The article deals with the kind of exploitation that is always present in the wage labour system. There are also cases of particularly bad employment situations that have pehaps have some kind of unfairness or exploitaion beyond even this. Maybe there should be a separate article about them -- although I don't know what to call it. Two examples I've yanked out of the Wage slavery article, whee I don't think they belong are:
In the 21st century Dubai, employers pay low wages to many workers—often less than £120 ($178.83) a month, for a 60-hour work week. Often 'employment contracts', if they are given, "are not worth the paper they are written on," and collective bargaining and trade unions are illegal in Dubai. It all starts in their home countries, often India or Bangladesh, where local recruitment agents promise them high salaries and generous overtime payments. In these workers' home countries they are charged a "visa" or "transit" fee, averaging 200,000 taka, or £2,000 ($2,980), which in these home countries is supposed to be illegal.

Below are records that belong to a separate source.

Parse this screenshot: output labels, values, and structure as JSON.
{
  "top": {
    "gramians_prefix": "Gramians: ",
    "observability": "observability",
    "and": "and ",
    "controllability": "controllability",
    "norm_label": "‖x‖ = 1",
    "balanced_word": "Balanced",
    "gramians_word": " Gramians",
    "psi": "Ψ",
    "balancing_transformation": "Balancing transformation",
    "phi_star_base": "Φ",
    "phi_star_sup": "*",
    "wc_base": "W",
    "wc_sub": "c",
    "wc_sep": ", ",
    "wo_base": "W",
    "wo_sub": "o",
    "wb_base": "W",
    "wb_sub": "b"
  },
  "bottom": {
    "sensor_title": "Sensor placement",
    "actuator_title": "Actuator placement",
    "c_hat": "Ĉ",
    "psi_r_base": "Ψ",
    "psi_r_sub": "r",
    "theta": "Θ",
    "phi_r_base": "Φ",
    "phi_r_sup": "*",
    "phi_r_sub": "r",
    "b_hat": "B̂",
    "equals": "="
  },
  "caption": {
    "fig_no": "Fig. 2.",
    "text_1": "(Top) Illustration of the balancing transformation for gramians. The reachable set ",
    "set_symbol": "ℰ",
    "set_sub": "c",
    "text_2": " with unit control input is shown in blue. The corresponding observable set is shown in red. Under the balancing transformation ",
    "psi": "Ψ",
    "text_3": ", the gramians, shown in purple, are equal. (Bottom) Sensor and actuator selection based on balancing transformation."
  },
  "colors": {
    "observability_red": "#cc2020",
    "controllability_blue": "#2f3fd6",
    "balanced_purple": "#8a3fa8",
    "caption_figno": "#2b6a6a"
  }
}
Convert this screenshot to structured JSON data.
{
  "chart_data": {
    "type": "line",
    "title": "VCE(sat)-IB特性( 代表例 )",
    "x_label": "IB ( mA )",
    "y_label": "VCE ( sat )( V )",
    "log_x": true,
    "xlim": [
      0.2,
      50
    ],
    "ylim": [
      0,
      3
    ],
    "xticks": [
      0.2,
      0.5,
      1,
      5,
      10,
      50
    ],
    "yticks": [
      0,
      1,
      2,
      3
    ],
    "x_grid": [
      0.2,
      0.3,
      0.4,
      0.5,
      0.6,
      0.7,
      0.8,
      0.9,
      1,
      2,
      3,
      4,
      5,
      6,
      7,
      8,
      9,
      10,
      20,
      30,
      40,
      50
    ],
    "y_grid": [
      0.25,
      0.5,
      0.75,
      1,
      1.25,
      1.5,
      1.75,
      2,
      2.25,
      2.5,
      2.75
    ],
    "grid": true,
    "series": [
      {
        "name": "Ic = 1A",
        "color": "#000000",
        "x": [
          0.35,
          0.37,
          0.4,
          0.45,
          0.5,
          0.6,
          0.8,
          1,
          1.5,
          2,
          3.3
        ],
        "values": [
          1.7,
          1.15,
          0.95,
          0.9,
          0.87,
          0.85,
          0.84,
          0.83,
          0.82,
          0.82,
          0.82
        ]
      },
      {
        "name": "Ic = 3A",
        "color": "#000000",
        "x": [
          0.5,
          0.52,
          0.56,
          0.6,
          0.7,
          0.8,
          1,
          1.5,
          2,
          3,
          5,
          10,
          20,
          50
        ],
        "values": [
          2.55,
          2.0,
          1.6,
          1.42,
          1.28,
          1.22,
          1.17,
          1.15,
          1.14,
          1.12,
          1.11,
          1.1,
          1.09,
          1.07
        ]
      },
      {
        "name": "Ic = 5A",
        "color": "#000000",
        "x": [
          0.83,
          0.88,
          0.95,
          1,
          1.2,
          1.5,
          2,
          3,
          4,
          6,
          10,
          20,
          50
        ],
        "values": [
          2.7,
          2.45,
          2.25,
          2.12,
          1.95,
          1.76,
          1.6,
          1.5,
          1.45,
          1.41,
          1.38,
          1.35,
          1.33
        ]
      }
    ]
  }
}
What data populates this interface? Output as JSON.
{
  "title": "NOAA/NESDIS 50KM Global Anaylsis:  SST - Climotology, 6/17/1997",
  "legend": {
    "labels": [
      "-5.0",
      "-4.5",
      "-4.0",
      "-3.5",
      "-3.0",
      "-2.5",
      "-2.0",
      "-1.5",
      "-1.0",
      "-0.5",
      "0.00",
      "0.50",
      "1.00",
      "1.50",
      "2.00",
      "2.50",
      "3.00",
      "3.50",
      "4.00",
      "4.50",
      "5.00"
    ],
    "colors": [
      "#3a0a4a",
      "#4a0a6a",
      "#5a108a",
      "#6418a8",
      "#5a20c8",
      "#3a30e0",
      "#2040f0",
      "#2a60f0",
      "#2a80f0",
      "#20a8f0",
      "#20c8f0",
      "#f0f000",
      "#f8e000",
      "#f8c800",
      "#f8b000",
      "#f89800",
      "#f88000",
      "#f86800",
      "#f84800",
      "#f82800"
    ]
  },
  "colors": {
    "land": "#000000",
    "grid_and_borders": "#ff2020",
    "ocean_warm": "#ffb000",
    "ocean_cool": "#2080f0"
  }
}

The workers pay the fee because they believe the figures they've been promised of future wages. However in most cases, it will take them the entire two-to-three year contract for them just to pay back that fee and break even.[1]
In another contemporary case unions representing teachers in Louisiana have filed a complaint with state authorities alleging that a Los Angeles recruiting firm broke the law by holding more than 350 Filipino teachers in 'virtual servitude' in order to hold onto their jobs in five Louisiana parish school systems, including New Orleans' Recovery School District.[2]